Access to digital worlds are now part of our everyday lives, from banking to shopping and everything in between, much of our lives are now spent transacting online. But that’s not the case for all communities in Southeast Asia. The digital divide is identified as the gap between those who can and cannot access and benefit from Information and Communication Technology (ICT); age, gender, income, linguistic ability and education all influence the gap. The World Bank and many government and non-governmental organizations recognise that education and digital infrastructure are essential to reduce the prevalence of people living below the poverty line because it provides equality and financial stability. Here we explore what causes the gap and how artificial intelligence may be able to help close it.
Why is education a part of the problem?
The lack of education impacts social and economic development and increases the digital divide. In response, the United Nations developed two agendas: the ‘2030 Agenda for sustainable development’ which shares the vision to be living in a world where ‘equitable and universal access to quality education at all levels’ is assured; and Sustainable Development Goals, which include education as one of the seventeen goals established to ensure ‘peace and prosperity for the people and the planet’.
When someone is poorly educated they are less likely to have the resources available to them, yet when they have access to digital networks, they have the opportunity to increase their skill level and therefore their desirability for future opportunities. This is a major catch-22 situation. Those in more impoverished communities face more barriers due to the high cost of mobile and such devices and the internet. These limitations minimise the potential for further education and employment, which affects entire communities and countries.

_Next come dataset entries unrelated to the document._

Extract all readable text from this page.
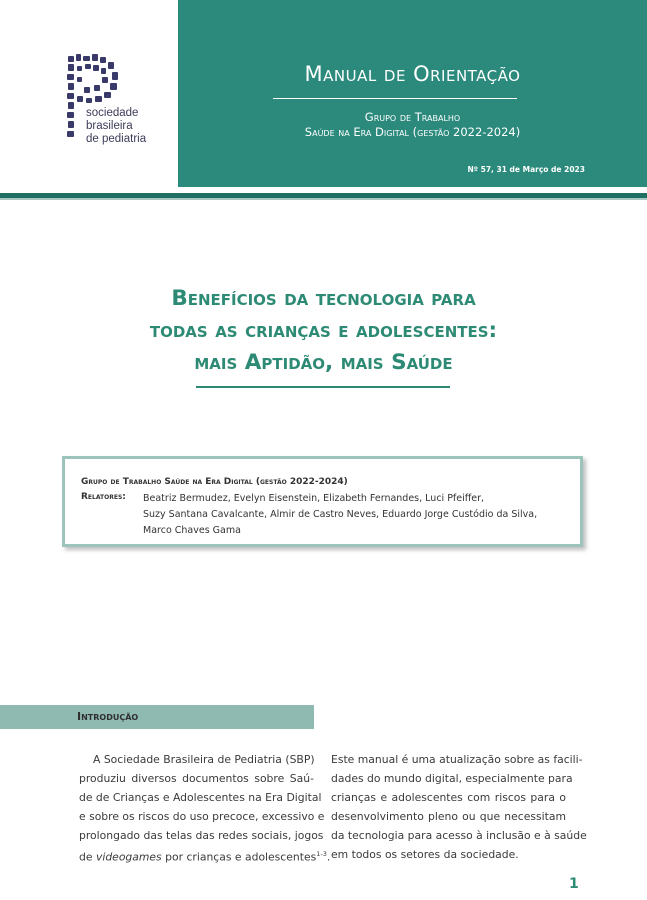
sociedade
brasileira
de pediatria
Manual de Orientação
Grupo de Trabalho
Saúde na Era Digital (gestão 2022-2024)
Nº 57, 31 de Março de 2023
Benefícios da tecnologia para
todas as crianças e adolescentes:
mais Aptidão, mais Saúde
Grupo de Trabalho Saúde na Era Digital (gestão 2022-2024)
Relatores: Beatriz Bermudez, Evelyn Eisenstein, Elizabeth Fernandes, Luci Pfeiffer,
Suzy Santana Cavalcante, Almir de Castro Neves, Eduardo Jorge Custódio da Silva,
Marco Chaves Gama
Introdução
A Sociedade Brasileira de Pediatria (SBP)
produziu diversos documentos sobre Saú-
de de Crianças e Adolescentes na Era Digital
e sobre os riscos do uso precoce, excessivo e
prolongado das telas das redes sociais, jogos
de videogames por crianças e adolescentes$^{1-3}$.
Este manual é uma atualização sobre as facili-
dades do mundo digital, especialmente para
crianças e adolescentes com riscos para o
desenvolvimento pleno ou que necessitam
da tecnologia para acesso à inclusão e à saúde
em todos os setores da sociedade.
1
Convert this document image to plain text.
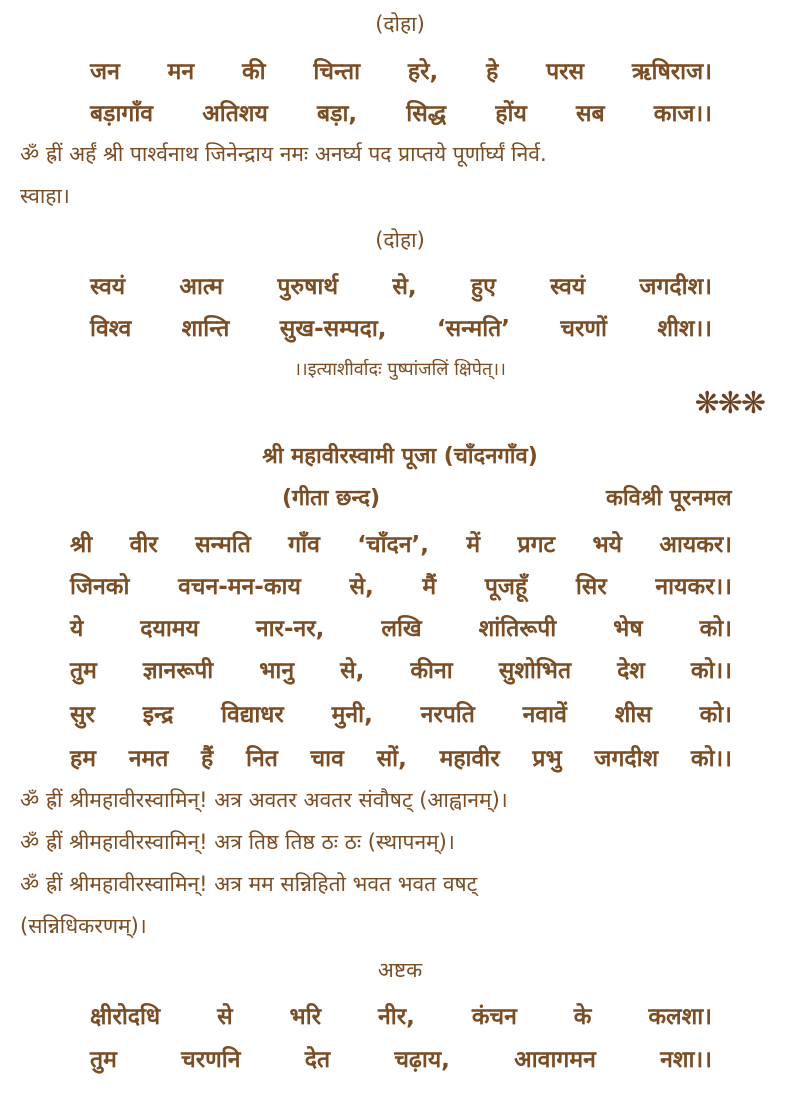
(दोहा)
जन मन की चिन्ता हरे, हे परस ऋषिराज।
बड़ागाँव अतिशय बड़ा, सिद्ध होंय सब काज।।
ॐ ह्रीं अर्हं श्री पार्श्वनाथ जिनेन्द्राय नमः अनर्घ्य पद प्राप्तये पूर्णार्घ्यं निर्व.
स्वाहा।
(दोहा)
स्वयं आत्म पुरुषार्थ से, हुए स्वयं जगदीश।
विश्व शान्ति सुख-सम्पदा, ‘सन्मति’ चरणों शीश।।
।।इत्याशीर्वादः पुष्पांजलिं क्षिपेत्।।
❋❋❋
श्री महावीरस्वामी पूजा (चाँदनगाँव)
(गीता छन्द)	कविश्री पूरनमल
श्री वीर सन्मति गाँव ‘चाँदन’, में प्रगट भये आयकर।
जिनको वचन-मन-काय से, मैं पूजहूँ सिर नायकर।।
ये दयामय नार-नर, लखि शांतिरूपी भेष को।
तुम ज्ञानरूपी भानु से, कीना सुशोभित देश को।।
सुर इन्द्र विद्याधर मुनी, नरपति नवावें शीस को।
हम नमत हैं नित चाव सों, महावीर प्रभु जगदीश को।।
ॐ ह्रीं श्रीमहावीरस्वामिन्! अत्र अवतर अवतर संवौषट् (आह्वानम्)।
ॐ ह्रीं श्रीमहावीरस्वामिन्! अत्र तिष्ठ तिष्ठ ठः ठः (स्थापनम्)।
ॐ ह्रीं श्रीमहावीरस्वामिन्! अत्र मम सन्निहितो भवत भवत वषट्
(सन्निधिकरणम्)।
अष्टक
क्षीरोदधि से भरि नीर, कंचन के कलशा।
तुम	चरणनि	देत	चढ़ाय,	आवागमन	नशा।।
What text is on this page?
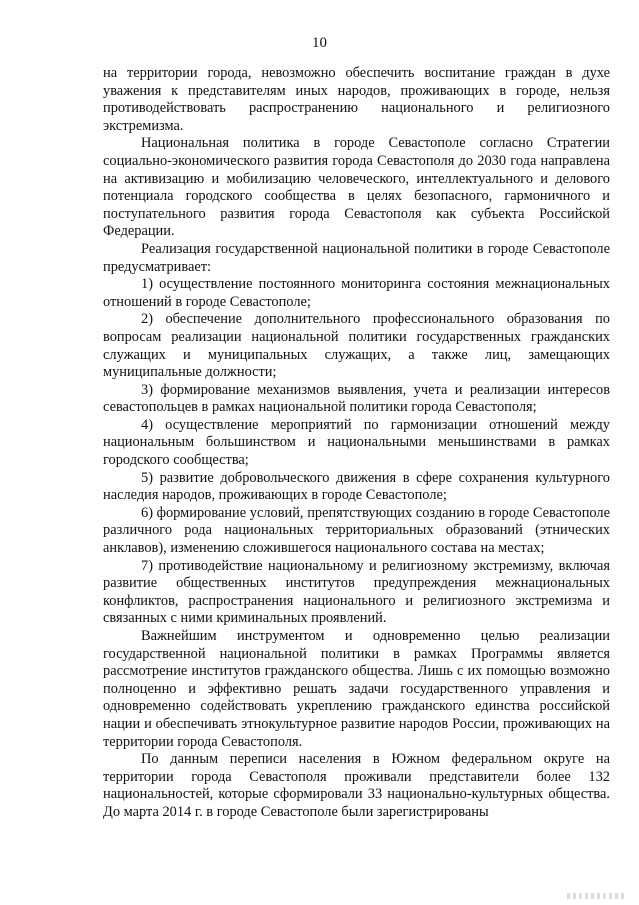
10

на территории города, невозможно обеспечить воспитание граждан в духе уважения к представителям иных народов, проживающих в городе, нельзя противодействовать распространению национального и религиозного экстремизма.

Национальная политика в городе Севастополе согласно Стратегии социально-экономического развития города Севастополя до 2030 года направлена на активизацию и мобилизацию человеческого, интеллектуального и делового потенциала городского сообщества в целях безопасного, гармоничного и поступательного развития города Севастополя как субъекта Российской Федерации.

Реализация государственной национальной политики в городе Севастополе предусматривает:

1) осуществление постоянного мониторинга состояния межнациональных отношений в городе Севастополе;

2) обеспечение дополнительного профессионального образования по вопросам реализации национальной политики государственных гражданских служащих и муниципальных служащих, а также лиц, замещающих муниципальные должности;

3) формирование механизмов выявления, учета и реализации интересов севастопольцев в рамках национальной политики города Севастополя;

4) осуществление мероприятий по гармонизации отношений между национальным большинством и национальными меньшинствами в рамках городского сообщества;

5) развитие добровольческого движения в сфере сохранения культурного наследия народов, проживающих в городе Севастополе;

6) формирование условий, препятствующих созданию в городе Севастополе различного рода национальных территориальных образований (этнических анклавов), изменению сложившегося национального состава на местах;

7) противодействие национальному и религиозному экстремизму, включая развитие общественных институтов предупреждения межнациональных конфликтов, распространения национального и религиозного экстремизма и связанных с ними криминальных проявлений.

Важнейшим инструментом и одновременно целью реализации государственной национальной политики в рамках Программы является рассмотрение институтов гражданского общества. Лишь с их помощью возможно полноценно и эффективно решать задачи государственного управления и одновременно содействовать укреплению гражданского единства российской нации и обеспечивать этнокультурное развитие народов России, проживающих на территории города Севастополя.

По данным переписи населения в Южном федеральном округе на территории города Севастополя проживали представители более 132 национальностей, которые сформировали 33 национально-культурных общества. До марта 2014 г. в городе Севастополе были зарегистрированы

What can be done about limited access to technology?
Unfortunately, many countries are being left far behind due to the lack of infrastructure, often determined by low economic capabilities. This limits access to resources and education. The Digital Divide Institute exists to close the digital divide and its initiative, Meaningful Broadband, has been active for ten years. They acknowledge that broadband can empower populations, but it needs to be more readily available, cost-effective and usable in an effort to reach human equality. They are committed to bringing broadband to the masses and are creating broadband ecosystems to enable more of the world’s populace to have access to digital empowerment.
Some governments are also joining the cause. Take Thailand, for example; they have committed to providing around 6.3 million people, in remote areas, with free access to the internet. They have started issuing Digital Welfare Cards to those who would not otherwise have been able to afford the service, which helps to close the digital gap. Given small-medium-enterprises (SME’s) employ between 52%-97% of the population in the ASEAN member states, they are in a position to influence the digital divide.
Where possible, if they diversify their employee portfolio, by using technology, they can employ more staff in remote areas, who would otherwise not have had the chance to earn an income for their families and communities. It’s not as easy as it sounds, because many SME’s do not have access to digital platforms, so the Organisation for Economic Co-operation and Development (OECD) have made a stand with their Going Digital project to support this transition.
How can AI help?
A big problem with the divide is the lack of available resources in remote areas. Thankfully with the help of tech disruptors in the market using Artificial Intelligence (AI), it is possible to improve the quality of living and influence a more inclusive society. In South Asia, AI is providing virtual classrooms to medical professionals so they can master their skills and provide essential healthcare that residents in local communities may not have otherwise received. Unicef currently has an innovation fund available for those who are dedicated to closing the digital divide for the almost four billion people not currently connected to the internet. The solutions they are looking for include AI strategies which provide online access to educate young people in remote areas, increasing their chances of employment.
Although the digital divide continues to be a challenge in modern society, there are measures in place to ensure the gap closes. These solutions are spread across a diverse set of accountabilities- from individuals and SMEs to large tech disruptors who are changing the terrain altogether. It has been acknowledged that having access to digital resources provides more equal opportunities and inclusivity for people to thrive and grow. However, we are still in the early stages of levelling out the playing field. With the use of AI, we can expect to see exponential growth over the next few years.